An Australian extractive firm has bought a 41,500 rural aggregation in Queensland for a reported A$50 million ($39 million; €31 million).
The acquirer for the Iffley, Deveril and Twenty Mile properties was not disclosed but it is understood to be Pembroke Resources, a Sydney-based group backed by private equity house Denham Capital. The assets already belonged to a heavyweight of the industry: US coal miner Peabody Energy.
“Marking the first major agricultural transaction of 2018, the sale of these well-known Central Queensland properties is a strong indication that the state’s mining sector is picking up,” said CBRE’s Chris Holgar, who ran the 12-month sale alongside Geoff Warriner.
“The properties were purchased for mining purposes,” he added, but the fact that Pembroke trumped offers from both domestic and foreign bidders demonstrated investors’ interest for “high-quality agricultural assets.”
Peabody, which had purchased the three farms about a decade ago from the Acton Cattle Company, then found it difficult to develop coal deposits on the land after energy prices collapsed. The company was thought to be aiming for A$60 million in proceeds from the sale.
The news comes just a week after one of Australia’s most eagerly awaited ag auctions reached its conclusion.
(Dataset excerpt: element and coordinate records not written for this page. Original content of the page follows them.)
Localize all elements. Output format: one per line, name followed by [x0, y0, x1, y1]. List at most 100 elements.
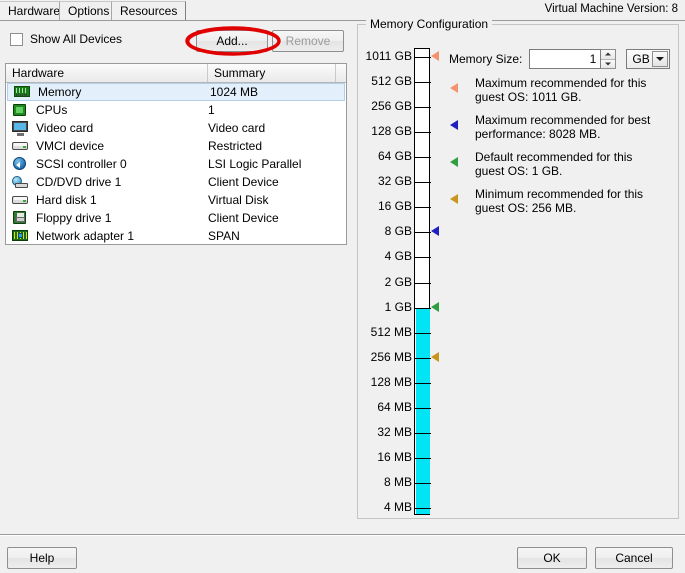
ok-button-label: OK [543, 551, 561, 565]
slider-tick-label: 64 GB [377, 149, 412, 164]
slider-tick-label: 64 MB [377, 399, 412, 414]
table-row[interactable]: VMCI device Restricted [6, 137, 346, 155]
memory-unit-select[interactable]: GB [626, 49, 671, 69]
cancel-button[interactable]: Cancel [595, 547, 673, 569]
slider-tick-label: 2 GB [384, 274, 412, 289]
slider-tick [415, 107, 431, 109]
memory-icon [14, 84, 32, 100]
chevron-down-icon[interactable] [652, 51, 669, 67]
slider-tick-label: 4 GB [384, 249, 412, 264]
hardware-summary: LSI Logic Parallel [208, 157, 302, 171]
slider-tick [415, 332, 431, 334]
table-row[interactable]: CD/DVD drive 1 Client Device [6, 173, 346, 191]
show-all-devices-checkbox[interactable] [10, 32, 23, 46]
spinner-down-button[interactable] [601, 58, 616, 68]
scsi-controller-icon [12, 156, 30, 172]
slider-tick [415, 482, 431, 484]
slider-tick [415, 407, 431, 409]
tab-resources-label: Resources [120, 4, 178, 18]
note-text: Minimum recommended for this guest OS: 2… [475, 187, 644, 215]
network-adapter-icon [12, 228, 30, 244]
remove-button: Remove [272, 30, 344, 52]
hardware-list-header: Hardware Summary [6, 64, 346, 83]
slider-tick [415, 307, 431, 309]
spinner-up-button[interactable] [601, 50, 616, 59]
table-row[interactable]: Floppy drive 1 Client Device [6, 209, 346, 227]
table-row[interactable]: Video card Video card [6, 119, 346, 137]
slider-tick [415, 57, 431, 58]
maximum-recommended-marker[interactable] [431, 51, 439, 61]
slider-tick-label: 128 GB [371, 124, 412, 139]
show-all-devices-row[interactable]: Show All Devices [10, 32, 122, 46]
slider-tick-label: 16 MB [377, 449, 412, 464]
vmci-device-icon [12, 138, 30, 154]
column-header-filler [336, 64, 346, 82]
show-all-devices-label: Show All Devices [30, 32, 123, 46]
slider-tick-label: 1 GB [384, 299, 412, 314]
hardware-summary: 1 [208, 103, 215, 117]
slider-tick-label: 8 MB [383, 474, 412, 489]
slider-tick-label: 32 GB [377, 174, 412, 189]
slider-tick-label: 256 MB [370, 349, 412, 364]
table-row[interactable]: SCSI controller 0 LSI Logic Parallel [6, 155, 346, 173]
note-text: Maximum recommended for best performance… [475, 113, 651, 141]
memory-size-input[interactable] [529, 49, 602, 69]
column-header-hardware[interactable]: Hardware [6, 64, 208, 82]
default-recommended-marker-icon [450, 157, 458, 167]
slider-tick [415, 182, 431, 184]
table-row[interactable]: Hard disk 1 Virtual Disk [6, 191, 346, 209]
add-button-label: Add... [216, 34, 248, 48]
minimum-recommended-marker-icon [450, 194, 458, 204]
memory-size-label: Memory Size: [449, 52, 523, 66]
help-button-label: Help [29, 551, 55, 565]
tab-options[interactable]: Options [59, 1, 119, 20]
memory-configuration-title: Memory Configuration [366, 17, 493, 31]
column-header-summary[interactable]: Summary [208, 64, 336, 82]
slider-tick [415, 282, 431, 284]
default-recommended-marker[interactable] [431, 301, 439, 312]
note-text: Maximum recommended for this guest OS: 1… [475, 76, 647, 104]
hardware-list[interactable]: Hardware Summary Memory 1024 MB CPUs 1 V… [5, 63, 347, 245]
memory-recommendation-notes: Maximum recommended for this guest OS: 1… [447, 76, 662, 224]
hardware-name: Hard disk 1 [36, 193, 97, 207]
slider-tick [415, 357, 431, 359]
minimum-recommended-marker[interactable] [431, 351, 439, 362]
best-performance-marker-icon [450, 120, 458, 130]
maximum-recommended-marker-icon [450, 83, 458, 93]
hardware-summary: Restricted [208, 139, 263, 153]
memory-size-slider[interactable] [414, 48, 439, 515]
note-best-performance: Maximum recommended for best performance… [447, 113, 662, 141]
vm-properties-dialog: Hardware Options Resources Virtual Machi… [0, 0, 685, 573]
best-performance-marker[interactable] [431, 226, 439, 237]
hardware-summary: SPAN [208, 229, 240, 243]
memory-size-spinner[interactable] [601, 49, 617, 69]
help-button[interactable]: Help [7, 547, 77, 569]
hardware-summary: Video card [208, 121, 266, 135]
slider-tick-label: 512 MB [370, 324, 412, 339]
memory-slider-track[interactable] [414, 48, 431, 515]
hard-disk-icon [12, 192, 30, 208]
slider-tick [415, 382, 431, 384]
tab-hardware-label: Hardware [8, 4, 61, 18]
memory-slider-tick-labels: 1011 GB 512 GB 256 GB 128 GB 64 GB 32 GB 16 GB… [358, 48, 412, 515]
note-maximum-recommended: Maximum recommended for this guest OS: 1… [447, 76, 662, 104]
floppy-drive-icon [12, 210, 30, 226]
cancel-button-label: Cancel [615, 551, 653, 565]
ok-button[interactable]: OK [517, 547, 587, 569]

Gundaline Station, a 15,000-hectare property owned by Blue Sky Alternative Investments, Dutch pension ABP and Singapore’s Duxton – via local asset manager Southern Agricultural resources – was put on the block last October.
Blue Sky announced the sale via a filing with the Australian stock exchange last week, days after coming under heavy fire by Californian short-seller Glaucus for “wildly exaggerating” asset values.
The asset’s new owners were not disclosed but it has since emerged that these comprise Optifarm, a Dutch group backed by high-net-worth investors. Gundaline, one of the largest cotton farms in New South Wales’ Murrumbidgee Valley, is endowed with 16,000 megalitres of groundwater and around 17,000 megalitres of on-farm water storage.
The sellers were hoping to reap more than A$65 million from the sale, a target they reportedly met. CBRE, Peabody and Pembroke had not responded to requests for comment at the time of publication. Optifarm could not be reached for comment.